Introduction & Context
As a music lover, I want to experience my music in its purest form. The true purest form is live performance, but we can’t always be at concerts so someone created recorded music. Then someone realised that you can’t take a record player or CD player wherever you go so they created compressed audio. There are many different compression formats including MP3, Microsoft’s WMA, Apple’s AAC, Sony’s ATRAC, and Ogg Vorbis. They all have different names and slightly different methods, but the overall concept is the same.
My aim in this series of posts is to explain what happens when you turn a CD into an MP3 or similar compressed format. In most cases, if you put a CD in your computer, PlayStation, Xbox, etc. and “rip” that music to a disc drive or portable music player, there’s a very good chance the music’s been compressed.
Just like it sounds, compressing music is all about squishing the same length of song into a smaller amount of data. A music track of about 3 minutes 30 seconds takes up between 20-30Mb as pure uncompressed audio. That same track can be compressed at “high” quality to about 7Mb. That’s a massive reduction, but you might be wondering what you’re losing to get the file to shrink by two thirds. Over the next few posts I’ll explain the process and the pros / cons of compression in a simple, real-world way so don’t worry if you’re not technically minded – you won’t need to be.
I should add that I’m not a fan of compressing music, but I recognise the need for it if we want portable music so the overall theme of these posts is to understand what you’re sacrificing when you choose compressed music. Once you know what you’re giving up, you can make an informed decision about what you’re willing to sacrifice in order to carry those extra songs. I hope the information is helpful and interesting.
The Physics of Hearing: To understand the impact of compression you need to understand how we hear sound. The process begins with a sound source (like a musical instrument) that creates vibrations in the air. These vibrations travel through the air until they hit our ears. Inside our ears is a thin layer of skin that we know as the ear drum. When the vibrations hit the ear drum, it is pushed around and vibrates in time with the incoming sound. Behind the ear drum are some small bones and our inner ear. The bones get pushed by the ear drum and they vibrate accordingly. As the bones vibrate, they continue to pass the vibrations to our inner ear. You can think of the bones in your ears like the string between two tin can telephones – they just carry a simple vibration.
The inner ear receives the vibrations next and the vibrations “tickle” a bunch of nerves which translate the vibration to a new type of signal for our brain. Don’t worry about the final signal to the brain though, just think about the vibrations until they hit the inner ear. These vibrations are chaotic. They aren’t clear and defined with separate little vibrations for the drums and another set of vibrations for the guitar and another set for the singer, etc. No, the vibrations all pile up and create a big mess of vibration.

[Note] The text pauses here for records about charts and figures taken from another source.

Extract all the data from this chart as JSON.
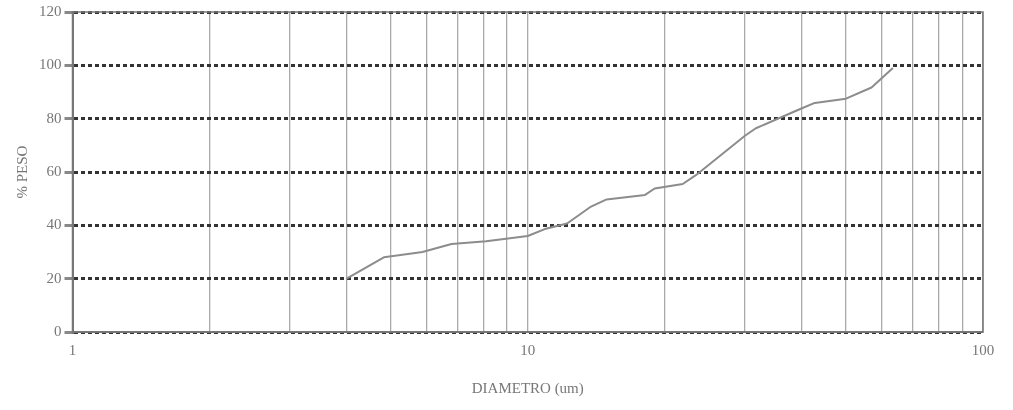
{
  "chart_data": {
    "type": "line",
    "xlabel": "DIAMETRO (um)",
    "ylabel": "% PESO",
    "x": [
      4.0,
      4.83,
      5.87,
      6.8,
      8.1,
      10,
      10.9,
      12.2,
      13.7,
      14.9,
      18.1,
      19.0,
      21.9,
      23.4,
      30.0,
      31.7,
      39.9,
      42.7,
      50,
      56.9,
      63.4
    ],
    "series": [
      {
        "color": "#8c8c8c",
        "values": [
          20,
          28,
          30,
          33,
          34,
          36,
          38.6,
          40.7,
          46.8,
          49.7,
          51.4,
          53.8,
          55.5,
          58.8,
          73.6,
          76.4,
          83.8,
          85.9,
          87.5,
          91.7,
          99
        ]
      }
    ],
    "log": "x",
    "xlim": [
      1,
      100
    ],
    "xticks": [
      1,
      {
        "value": 2,
        "label": null
      },
      {
        "value": 3,
        "label": null
      },
      {
        "value": 4,
        "label": null
      },
      {
        "value": 5,
        "label": null
      },
      {
        "value": 6,
        "label": null
      },
      {
        "value": 7,
        "label": null
      },
      {
        "value": 8,
        "label": null
      },
      {
        "value": 9,
        "label": null
      },
      10,
      {
        "value": 20,
        "label": null
      },
      {
        "value": 30,
        "label": null
      },
      {
        "value": 40,
        "label": null
      },
      {
        "value": 50,
        "label": null
      },
      {
        "value": 60,
        "label": null
      },
      {
        "value": 70,
        "label": null
      },
      {
        "value": 80,
        "label": null
      },
      {
        "value": 90,
        "label": null
      },
      100
    ],
    "ylim": [
      0,
      120
    ],
    "yticks": [
      0,
      20,
      40,
      60,
      80,
      100,
      120
    ],
    "grid": true,
    "marker": "none",
    "line_style": "solid"
  }
}
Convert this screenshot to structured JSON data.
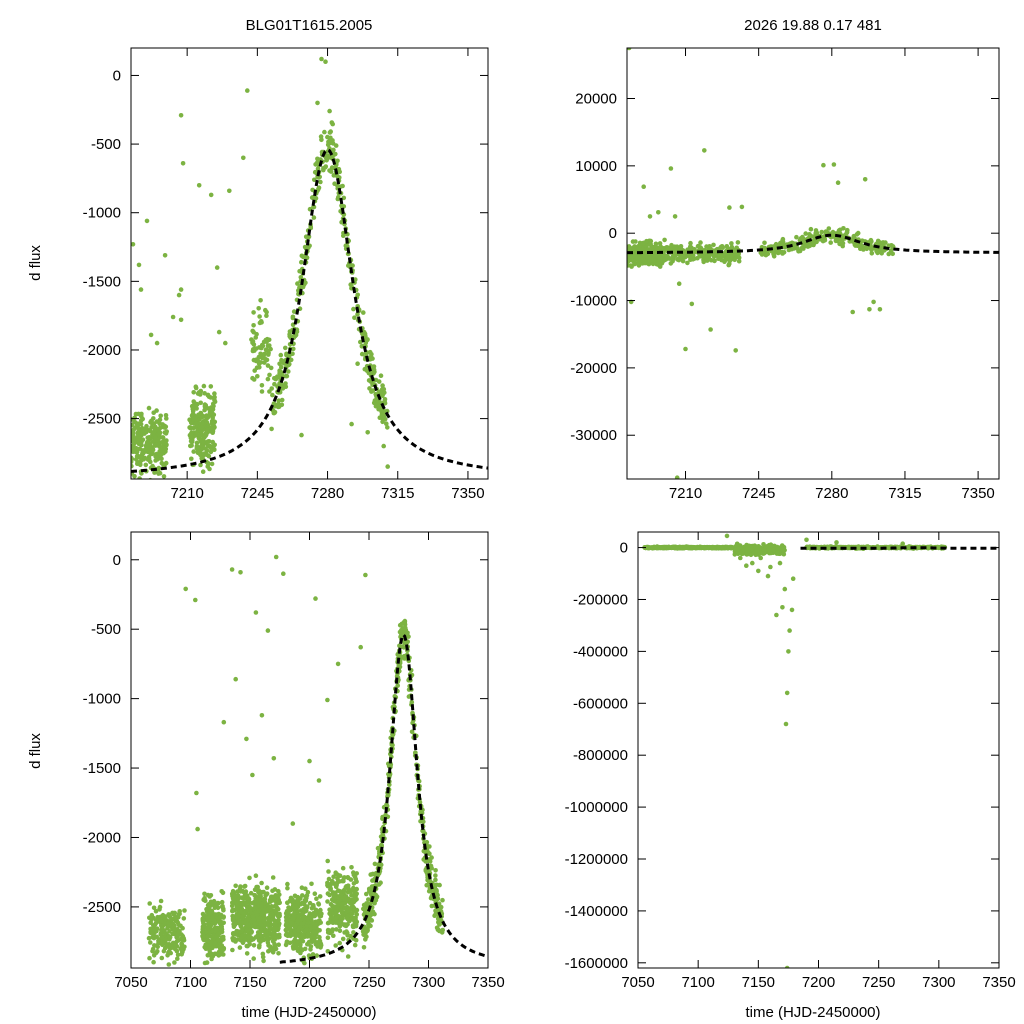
{
  "chart_data": [
    {
      "type": "scatter",
      "title": "BLG01T1615.2005",
      "xlabel": "",
      "ylabel": "d flux",
      "xlim": [
        7182,
        7360
      ],
      "ylim": [
        -2940,
        200
      ],
      "xticks": [
        7210,
        7245,
        7280,
        7315,
        7350
      ],
      "yticks": [
        0,
        -500,
        -1000,
        -1500,
        -2000,
        -2500
      ],
      "xtick_labels": [
        "7210",
        "7245",
        "7280",
        "7315",
        "7350"
      ],
      "ytick_labels": [
        "0",
        "-500",
        "-1000",
        "-1500",
        "-2000",
        "-2500"
      ],
      "point_color": "#7cb342",
      "model_color": "#000000",
      "series": [
        {
          "name": "data",
          "style": "points",
          "groups": [
            {
              "x": [
                7182,
                7200
              ],
              "y_center": -2680,
              "y_spread": 320,
              "count": 260
            },
            {
              "x": [
                7211,
                7224
              ],
              "y_center": -2560,
              "y_spread": 380,
              "count": 220
            },
            {
              "x": [
                7242,
                7252
              ],
              "y_center": -2000,
              "y_spread": 420,
              "count": 70
            },
            {
              "follow_model": true,
              "x": [
                7252,
                7310
              ],
              "y_spread": 280,
              "count": 420
            }
          ],
          "outliers": [
            [
              7183,
              -1230
            ],
            [
              7186,
              -1380
            ],
            [
              7187,
              -1560
            ],
            [
              7190,
              -1060
            ],
            [
              7192,
              -1890
            ],
            [
              7195,
              -1950
            ],
            [
              7199,
              -1310
            ],
            [
              7203,
              -1760
            ],
            [
              7206,
              -1600
            ],
            [
              7207,
              -1560
            ],
            [
              7207,
              -1780
            ],
            [
              7207,
              -290
            ],
            [
              7208,
              -640
            ],
            [
              7216,
              -800
            ],
            [
              7222,
              -870
            ],
            [
              7225,
              -1400
            ],
            [
              7226,
              -1870
            ],
            [
              7229,
              -1950
            ],
            [
              7231,
              -840
            ],
            [
              7238,
              -600
            ],
            [
              7240,
              -110
            ],
            [
              7267,
              -2620
            ],
            [
              7292,
              -2540
            ],
            [
              7295,
              -2100
            ],
            [
              7300,
              -2600
            ],
            [
              7303,
              -2250
            ],
            [
              7305,
              -2400
            ],
            [
              7308,
              -2700
            ],
            [
              7310,
              -2850
            ],
            [
              7277,
              120
            ],
            [
              7279,
              100
            ],
            [
              7275,
              -200
            ],
            [
              7281,
              -260
            ]
          ]
        },
        {
          "name": "model",
          "style": "dashed",
          "model": {
            "t0": 7280,
            "baseline": -2935,
            "peak": -540,
            "width": 11,
            "x": [
              7182,
              7360
            ]
          }
        }
      ]
    },
    {
      "type": "scatter",
      "title": "2026  19.88  0.17  481",
      "xlabel": "",
      "ylabel": "",
      "xlim": [
        7182,
        7360
      ],
      "ylim": [
        -36500,
        27500
      ],
      "xticks": [
        7210,
        7245,
        7280,
        7315,
        7350
      ],
      "yticks": [
        20000,
        10000,
        0,
        -10000,
        -20000,
        -30000
      ],
      "xtick_labels": [
        "7210",
        "7245",
        "7280",
        "7315",
        "7350"
      ],
      "ytick_labels": [
        "20000",
        "10000",
        "0",
        "-10000",
        "-20000",
        "-30000"
      ],
      "point_color": "#7cb342",
      "model_color": "#000000",
      "series": [
        {
          "name": "data",
          "style": "points",
          "groups": [
            {
              "x": [
                7182,
                7200
              ],
              "y_center": -3100,
              "y_spread": 2600,
              "count": 260
            },
            {
              "x": [
                7200,
                7236
              ],
              "y_center": -3000,
              "y_spread": 2000,
              "count": 260
            },
            {
              "follow_model": true,
              "x": [
                7246,
                7310
              ],
              "y_spread": 1600,
              "count": 260
            }
          ],
          "outliers": [
            [
              7183,
              27500
            ],
            [
              7184,
              -10200
            ],
            [
              7190,
              6900
            ],
            [
              7193,
              2500
            ],
            [
              7197,
              3100
            ],
            [
              7200,
              -1000
            ],
            [
              7203,
              9600
            ],
            [
              7205,
              2500
            ],
            [
              7207,
              -7500
            ],
            [
              7210,
              -17200
            ],
            [
              7213,
              -10500
            ],
            [
              7219,
              12300
            ],
            [
              7222,
              -14300
            ],
            [
              7231,
              3800
            ],
            [
              7234,
              -17400
            ],
            [
              7237,
              3900
            ],
            [
              7270,
              600
            ],
            [
              7276,
              10100
            ],
            [
              7281,
              10200
            ],
            [
              7283,
              7500
            ],
            [
              7290,
              -11700
            ],
            [
              7296,
              8000
            ],
            [
              7298,
              -11300
            ],
            [
              7300,
              -10200
            ],
            [
              7303,
              -11300
            ],
            [
              7206,
              -36300
            ]
          ]
        },
        {
          "name": "model",
          "style": "dashed",
          "model": {
            "t0": 7280,
            "baseline": -2950,
            "peak": -300,
            "width": 12,
            "x": [
              7182,
              7360
            ]
          }
        }
      ]
    },
    {
      "type": "scatter",
      "title": "",
      "xlabel": "time (HJD-2450000)",
      "ylabel": "d flux",
      "xlim": [
        7050,
        7350
      ],
      "ylim": [
        -2940,
        200
      ],
      "xticks": [
        7050,
        7100,
        7150,
        7200,
        7250,
        7300,
        7350
      ],
      "yticks": [
        0,
        -500,
        -1000,
        -1500,
        -2000,
        -2500
      ],
      "xtick_labels": [
        "7050",
        "7100",
        "7150",
        "7200",
        "7250",
        "7300",
        "7350"
      ],
      "ytick_labels": [
        "0",
        "-500",
        "-1000",
        "-1500",
        "-2000",
        "-2500"
      ],
      "point_color": "#7cb342",
      "model_color": "#000000",
      "series": [
        {
          "name": "data",
          "style": "points",
          "groups": [
            {
              "x": [
                7065,
                7095
              ],
              "y_center": -2700,
              "y_spread": 280,
              "count": 180
            },
            {
              "x": [
                7110,
                7128
              ],
              "y_center": -2650,
              "y_spread": 320,
              "count": 220
            },
            {
              "x": [
                7135,
                7175
              ],
              "y_center": -2580,
              "y_spread": 360,
              "count": 520
            },
            {
              "x": [
                7180,
                7210
              ],
              "y_center": -2620,
              "y_spread": 330,
              "count": 320
            },
            {
              "x": [
                7215,
                7240
              ],
              "y_center": -2500,
              "y_spread": 380,
              "count": 240
            },
            {
              "follow_model": true,
              "x": [
                7245,
                7312
              ],
              "y_spread": 260,
              "count": 480
            }
          ],
          "outliers": [
            [
              7096,
              -210
            ],
            [
              7104,
              -290
            ],
            [
              7105,
              -1680
            ],
            [
              7106,
              -1940
            ],
            [
              7128,
              -1170
            ],
            [
              7135,
              -70
            ],
            [
              7138,
              -860
            ],
            [
              7142,
              -90
            ],
            [
              7147,
              -1290
            ],
            [
              7152,
              -1550
            ],
            [
              7155,
              -380
            ],
            [
              7160,
              -1120
            ],
            [
              7165,
              -510
            ],
            [
              7170,
              -1430
            ],
            [
              7172,
              20
            ],
            [
              7178,
              -100
            ],
            [
              7186,
              -1900
            ],
            [
              7200,
              -1450
            ],
            [
              7205,
              -280
            ],
            [
              7208,
              -1590
            ],
            [
              7215,
              -1010
            ],
            [
              7224,
              -750
            ],
            [
              7243,
              -630
            ],
            [
              7247,
              -110
            ]
          ]
        },
        {
          "name": "model",
          "style": "dashed",
          "model": {
            "t0": 7279,
            "baseline": -2935,
            "peak": -540,
            "width": 10,
            "x": [
              7175,
              7350
            ]
          }
        }
      ]
    },
    {
      "type": "scatter",
      "title": "",
      "xlabel": "time (HJD-2450000)",
      "ylabel": "",
      "xlim": [
        7050,
        7350
      ],
      "ylim": [
        -1620000,
        60000
      ],
      "xticks": [
        7050,
        7100,
        7150,
        7200,
        7250,
        7300,
        7350
      ],
      "yticks": [
        0,
        -200000,
        -400000,
        -600000,
        -800000,
        -1000000,
        -1200000,
        -1400000,
        -1600000
      ],
      "xtick_labels": [
        "7050",
        "7100",
        "7150",
        "7200",
        "7250",
        "7300",
        "7350"
      ],
      "ytick_labels": [
        "0",
        "-200000",
        "-400000",
        "-600000",
        "-800000",
        "-1000000",
        "-1200000",
        "-1400000",
        "-1600000"
      ],
      "point_color": "#7cb342",
      "model_color": "#000000",
      "series": [
        {
          "name": "data",
          "style": "points",
          "groups": [
            {
              "x": [
                7055,
                7128
              ],
              "y_center": 0,
              "y_spread": 4000,
              "count": 360
            },
            {
              "x": [
                7130,
                7172
              ],
              "y_center": -8000,
              "y_spread": 25000,
              "count": 320
            },
            {
              "x": [
                7190,
                7305
              ],
              "y_center": 0,
              "y_spread": 5000,
              "count": 300
            }
          ],
          "outliers": [
            [
              7124,
              45000
            ],
            [
              7135,
              -40000
            ],
            [
              7140,
              -70000
            ],
            [
              7145,
              -60000
            ],
            [
              7150,
              -90000
            ],
            [
              7152,
              -40000
            ],
            [
              7158,
              -110000
            ],
            [
              7160,
              -75000
            ],
            [
              7165,
              -260000
            ],
            [
              7168,
              -60000
            ],
            [
              7170,
              -230000
            ],
            [
              7172,
              -160000
            ],
            [
              7173,
              -680000
            ],
            [
              7174,
              -560000
            ],
            [
              7174,
              -1620000
            ],
            [
              7175,
              -400000
            ],
            [
              7176,
              -320000
            ],
            [
              7178,
              -240000
            ],
            [
              7179,
              -120000
            ],
            [
              7190,
              30000
            ],
            [
              7215,
              20000
            ],
            [
              7270,
              15000
            ]
          ]
        },
        {
          "name": "model",
          "style": "dashed",
          "model": {
            "t0": 7280,
            "baseline": -2950,
            "peak": -300,
            "width": 12,
            "x": [
              7185,
              7350
            ]
          }
        }
      ]
    }
  ]
}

A single, perfect note looks like this:
A graph of a perfect note
This type of vibration is impossible to create with a musical instrument (other than a synthesizer) or voice. Here’s the type of vibration created by instruments and voices:
A graph of musical vibrations
Notice the mostly chaotic nature of the vibrations? There are definitely patterns there, but it’s a big mess of different vibrations. What this graph shows us is how our ear drum would move when receiving this music. The higher or lower each line is, the more our ear drum moves. Lines towards the top push our ear drum in. Lines towards the bottom pull our ear drum out. These movements are all tiny (if the music’s not too loud), but enough to send these crazy vibrations through to our ear nerves. The miracle of hearing is that our brain translates this crazy bunch of vibrations into beautiful melodies and harmonies.

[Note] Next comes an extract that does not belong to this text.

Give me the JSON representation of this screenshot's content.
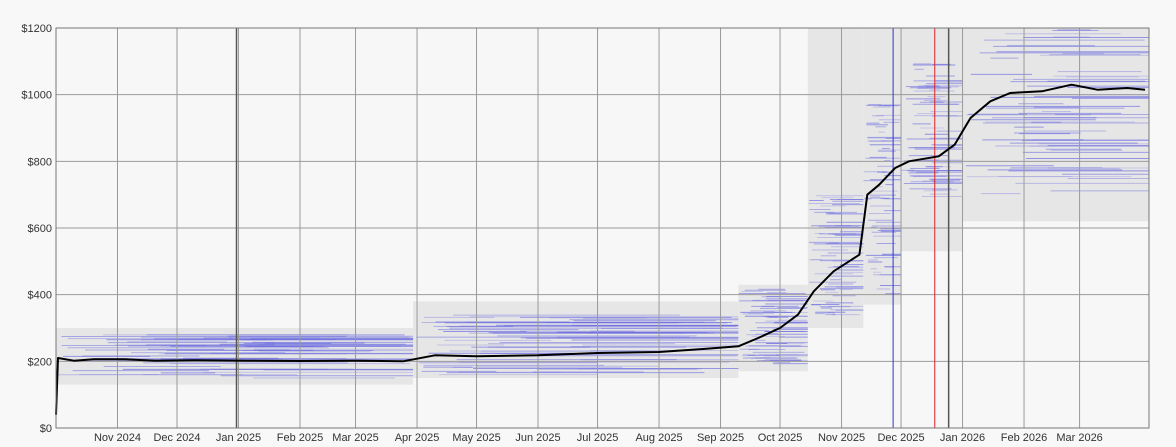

Masking: The second key concept to understand is the concept of masking. Masking is the effect of a louder sound making it difficult to hear a quieter sound played at the exact same time. Think about having dinner in a busy restaurant. You might find it difficult to hear what your friends are saying because of the noise in the restaurant – that’s masking. The combined noise of everyone else’s conversations are masking the voice of your friend across the table.
When some clever bunnies wanted to create a way to store music on computers and iPods (or similar devices) they needed to take some data out of our music. The only data in our music is sound, so they had to find a way to take some sounds out of the music. Sounds tricky, yes? That’s where masking comes into play.
Studies showed that people don’t notice when certain individual sounds are removed from the overall musical landscape. In basic terms, if two sounds occur simultaneously, the quieter one can be removed and we don’t really notice. That’s a slight over-simplification, but it sums up the concept. There are very complex mathematical algorithms and formulas that help determine what sounds will and won’t be missed. I don’t even pretend to fully understand those algorithms so I won’t try to explain it. It also doesn’t really matter how the maths works because the key information to understand is that compression involves removing small pieces of the music that you won’t miss (in theory).
End of Part 1
That’s the end of the first section. Hopefully now you understand how we hear and how masking works. In Part 2 I’ll explain how that knowledge applies to compress sound and how it affects what we hear after the compression is done.